Under the plan, Asian students are expected to achieve a higher pass rate on state exams than white students, while the state sets lower goals for Hispanic, black and special-education students.
That kind of sorting — different goals for different groups of students — has been attacked in recent days by some civil rights leaders in the state.
“My biggest concern is setting lower expectations for minorities than other cultures,” said Carmen Taylor, vice president of the state chapter of the NAACP, which sent a letter to Gov. Robert F. McDonnell (R). “If you set low expectations for children, you devalue them and demoralize them to themselves.”
But David M. Foster, president of the Virginia Board of Education, said the varying goals do not mean that the state has lower expectations for black, Hispanic or disabled students.
“I can appreciate the concern — the achievement gap has been a challenge from Arlington to Richmond and all over the country,” he said. “Our ultimate goal is to eliminate the achievement gap and ensure proficiency in every student subgroup.”
The Obama administration has allowed states to set different goals for different groups of students, as long as the low-performing students are required to make greater rates of progress, so that the gap between struggling students and high-achieving students is cut in half over six years.
The District and 27 of the 33 states that have received waivers from the Obama administration under No Child Left Behind have also set new goals that call for different levels of achievement for different groups of students.
In Maryland, for example, state officials say they want Asian students to progress from 94.5 percent proficient in math in 2011 to 97 percent by 2017. During the same period, the state wants black students to improve from 68 percent to 84 percent.

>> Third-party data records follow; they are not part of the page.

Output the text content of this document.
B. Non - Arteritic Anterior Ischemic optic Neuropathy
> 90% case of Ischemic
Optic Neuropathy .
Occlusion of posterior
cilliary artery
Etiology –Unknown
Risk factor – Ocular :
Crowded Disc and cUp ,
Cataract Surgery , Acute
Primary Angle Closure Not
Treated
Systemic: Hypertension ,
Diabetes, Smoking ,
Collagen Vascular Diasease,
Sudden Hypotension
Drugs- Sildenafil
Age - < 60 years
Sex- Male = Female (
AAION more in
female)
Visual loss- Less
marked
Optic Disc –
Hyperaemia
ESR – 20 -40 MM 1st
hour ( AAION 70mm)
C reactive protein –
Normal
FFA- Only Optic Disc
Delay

The black students are expected to reach a lower endpoint but they would have to improve at a faster rate.
The idea has been endorsed by the Education Trust, an advocacy organization dedicated to eliminating the achievement gap between poor and privileged children.

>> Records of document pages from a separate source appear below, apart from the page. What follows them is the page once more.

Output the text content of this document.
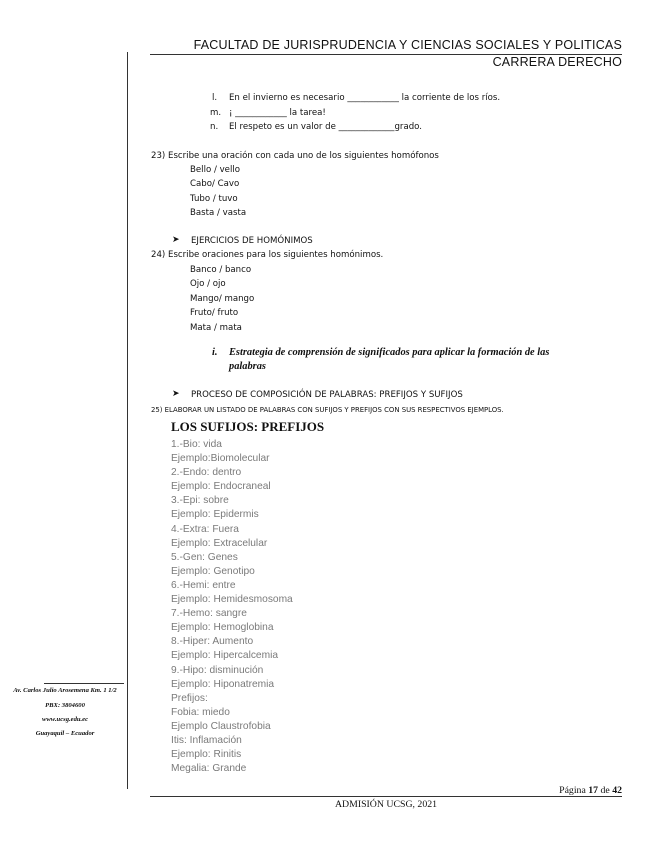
FACULTAD DE JURISPRUDENCIA Y CIENCIAS SOCIALES Y POLITICAS
CARRERA DERECHO
l. En el invierno es necesario ____________ la corriente de los ríos.
m. ¡ ____________ la tarea!
n. El respeto es un valor de _____________grado.
23) Escribe una oración con cada uno de los siguientes homófonos
Bello / vello
Cabo/ Cavo
Tubo / tuvo
Basta / vasta
➤ EJERCICIOS DE HOMÓNIMOS
24) Escribe oraciones para los siguientes homónimos.
Banco / banco
Ojo / ojo
Mango/ mango
Fruto/ fruto
Mata / mata
i. Estrategia de comprensión de significados para aplicar la formación de las
palabras
➤ PROCESO DE COMPOSICIÓN DE PALABRAS: PREFIJOS Y SUFIJOS
25) ELABORAR UN LISTADO DE PALABRAS CON SUFIJOS Y PREFIJOS CON SUS RESPECTIVOS EJEMPLOS.
LOS SUFIJOS: PREFIJOS
1.-Bio: vida
Ejemplo:Biomolecular
2.-Endo: dentro
Ejemplo: Endocraneal
3.-Epi: sobre
Ejemplo: Epidermis
4.-Extra: Fuera
Ejemplo: Extracelular
5.-Gen: Genes
Ejemplo: Genotipo
6.-Hemi: entre
Ejemplo: Hemidesmosoma
7.-Hemo: sangre
Ejemplo: Hemoglobina
8.-Hiper: Aumento
Ejemplo: Hipercalcemia
9.-Hipo: disminución
Ejemplo: Hiponatremia
Prefijos:
Fobia: miedo
Ejemplo Claustrofobia
Itis: Inflamación
Ejemplo: Rinitis
Megalia: Grande
Av. Carlos Julio Arosemena Km. 1 1/2
PBX: 3804600
www.ucsg.edu.ec
Guayaquil – Ecuador
Página 17 de 42
ADMISIÓN UCSG, 2021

Virginia devised its achievement goals as a condition of getting a federal waiver from provisions of No Child Left Behind, the main federal education law. Under those goals, 78 percent of white students and 89 percent of Asian students are expected pass state math tests in 2017, while 57 percent of black students, 65 percent of Hispanic students and 49 percent of special-education students are expected to pass.
The Obama administration has awarded waivers in order to free states and the District from punitive aspects of the federal law, which was supposed to be rewritten by Congress four years ago and is increasingly seen as outdated and unworkable.

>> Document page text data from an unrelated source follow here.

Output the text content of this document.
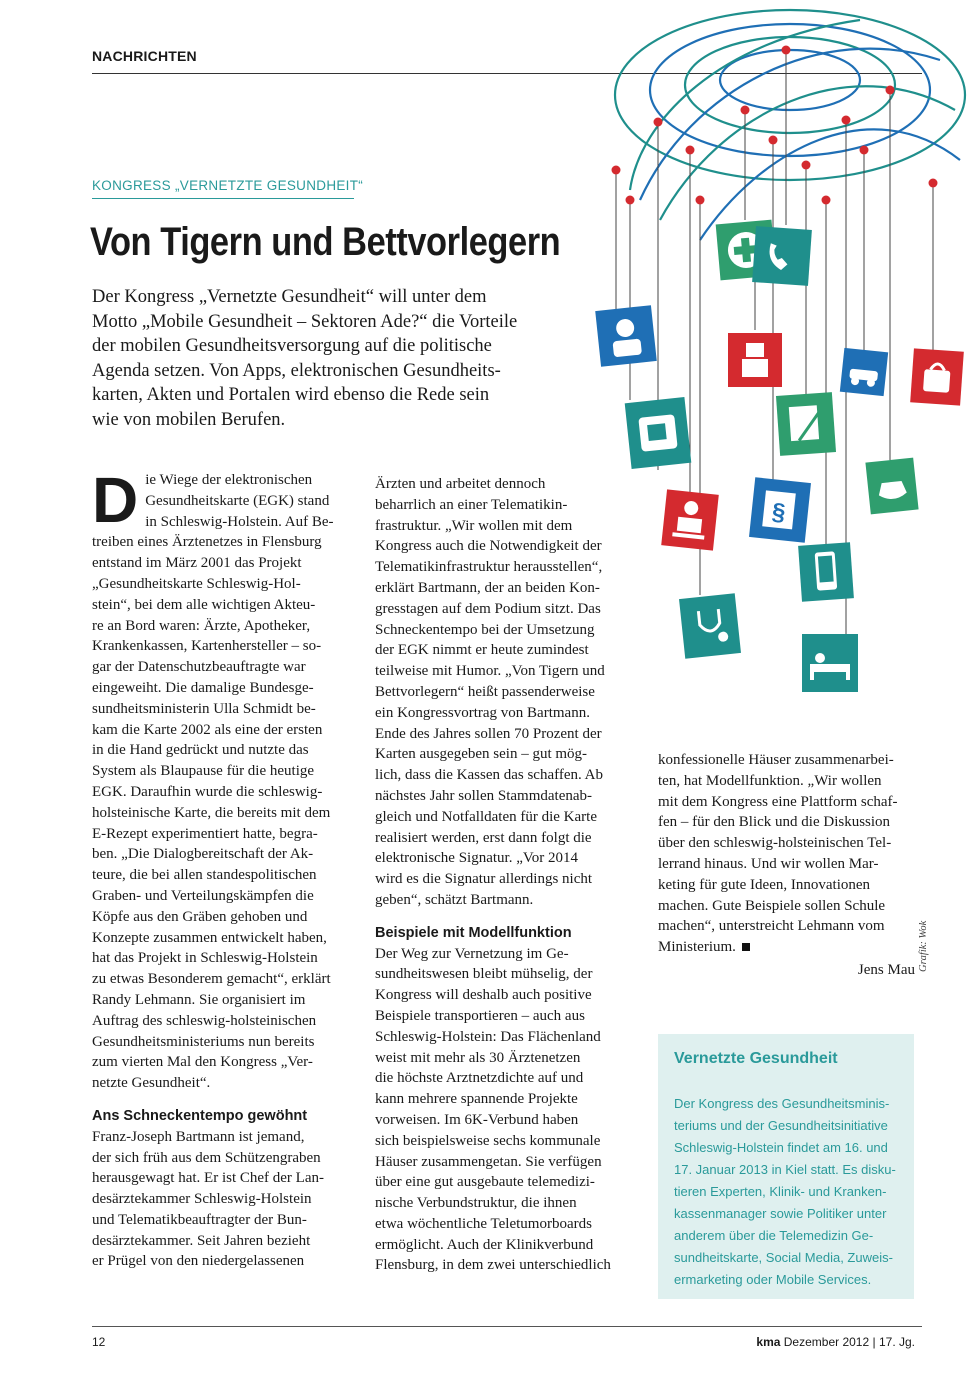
NACHRICHTEN
§
KONGRESS „VERNETZTE GESUNDHEIT“
Von Tigern und Bettvorlegern
Der Kongress „Vernetzte Gesundheit“ will unter dem
Motto „Mobile Gesundheit – Sektoren Ade?“ die Vorteile
der mobilen Gesundheitsversorgung auf die politische
Agenda setzen. Von Apps, elektronischen Gesundheits-
karten, Akten und Portalen wird ebenso die Rede sein
wie von mobilen Berufen.
D ie Wiege der elektronischen
Gesundheitskarte (EGK) stand
in Schleswig-Holstein. Auf Be-
treiben eines Ärztenetzes in Flensburg
entstand im März 2001 das Projekt
„Gesundheitskarte Schleswig-Hol-
stein“, bei dem alle wichtigen Akteu-
re an Bord waren: Ärzte, Apotheker,
Krankenkassen, Kartenhersteller – so-
gar der Datenschutzbeauftragte war
eingeweiht. Die damalige Bundesge-
sundheitsministerin Ulla Schmidt be-
kam die Karte 2002 als eine der ersten
in die Hand gedrückt und nutzte das
System als Blaupause für die heutige
EGK. Daraufhin wurde die schleswig-
holsteinische Karte, die bereits mit dem
E-Rezept experimentiert hatte, begra-
ben. „Die Dialogbereitschaft der Ak-
teure, die bei allen standespolitischen
Graben- und Verteilungskämpfen die
Köpfe aus den Gräben gehoben und
Konzepte zusammen entwickelt haben,
hat das Projekt in Schleswig-Holstein
zu etwas Besonderem gemacht“, erklärt
Randy Lehmann. Sie organisiert im
Auftrag des schleswig-holsteinischen
Gesundheitsministeriums nun bereits
zum vierten Mal den Kongress „Ver-
netzte Gesundheit“.
Ans Schneckentempo gewöhnt
Franz-Joseph Bartmann ist jemand,
der sich früh aus dem Schützengraben
herausgewagt hat. Er ist Chef der Lan-
desärztekammer Schleswig-Holstein
und Telematikbeauftragter der Bun-
desärztekammer. Seit Jahren bezieht
er Prügel von den niedergelassenen
Ärzten und arbeitet dennoch
beharrlich an einer Telematikin-
frastruktur. „Wir wollen mit dem
Kongress auch die Notwendigkeit der
Telematikinfrastruktur herausstellen“,
erklärt Bartmann, der an beiden Kon-
gresstagen auf dem Podium sitzt. Das
Schneckentempo bei der Umsetzung
der EGK nimmt er heute zumindest
teilweise mit Humor. „Von Tigern und
Bettvorlegern“ heißt passenderweise
ein Kongressvortrag von Bartmann.
Ende des Jahres sollen 70 Prozent der
Karten ausgegeben sein – gut mög-
lich, dass die Kassen das schaffen. Ab
nächstes Jahr sollen Stammdatenab-
gleich und Notfalldaten für die Karte
realisiert werden, erst dann folgt die
elektronische Signatur. „Vor 2014
wird es die Signatur allerdings nicht
geben“, schätzt Bartmann.
Beispiele mit Modellfunktion
Der Weg zur Vernetzung im Ge-
sundheitswesen bleibt mühselig, der
Kongress will deshalb auch positive
Beispiele transportieren – auch aus
Schleswig-Holstein: Das Flächenland
weist mit mehr als 30 Ärztenetzen
die höchste Arztnetzdichte auf und
kann mehrere spannende Projekte
vorweisen. Im 6K-Verbund haben
sich beispielsweise sechs kommunale
Häuser zusammengetan. Sie verfügen
über eine gut ausgebaute telemedizi-
nische Verbundstruktur, die ihnen
etwa wöchentliche Teletumorboards
ermöglicht. Auch der Klinikverbund
Flensburg, in dem zwei unterschiedlich
konfessionelle Häuser zusammenarbei-
ten, hat Modellfunktion. „Wir wollen
mit dem Kongress eine Plattform schaf-
fen – für den Blick und die Diskussion
über den schleswig-holsteinischen Tel-
lerrand hinaus. Und wir wollen Mar-
keting für gute Ideen, Innovationen
machen. Gute Beispiele sollen Schule
machen“, unterstreicht Lehmann vom
Ministerium.
Jens Mau Grafik: Wok
Vernetzte Gesundheit
Der Kongress des Gesundheitsminis-
teriums und der Gesundheitsinitiative
Schleswig-Holstein findet am 16. und
17. Januar 2013 in Kiel statt. Es disku-
tieren Experten, Klinik- und Kranken-
kassenmanager sowie Politiker unter
anderem über die Telemedizin Ge-
sundheitskarte, Social Media, Zuweis-
ermarketing oder Mobile Services.
12	kma Dezember 2012 | 17. Jg.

Under No Child Left Behind, 100 percent of public school students were supposed to be proficient in English and math by 2014 — a goal that most education officials dismiss as unrealistic.
“If you just set an arbitrary target without regard for what’s achievable and where they’re starting from, you’re just shooting in the dark,” Foster said. “That was the whole problem with No Child Left Behind. It made no sense to say that by an arbitrary year . . . every child everywhere in this vast country would pass every math and reading test. We made a joke of the process that way.”
The Obama administration said states could win a waiver if they developed new standards that were aggressive yet attainable.
When Virginia applied for its waiver, the state did not have the results from tougher standardized tests that were administered in the 2011-12 school year. Once those scores were collected in early summer, Virginia officials realized that some groups of students — African Americans, for example — had performed worse than on tests administered during the prior school year. That meant the goals set under Virginia’s waiver plan were not aggressive enough to boost the scores of low performers and cut the achievement gap in half over six years.
On Wednesday, the U.S. Education Department sent a letter to Patricia Wright, Virginia’s superintendent for public instruction, confirming that the state would set new, more aggressive goals.
The state board of education will take up the matter Sept. 27, but Foster said he expects the board to approve the new plan.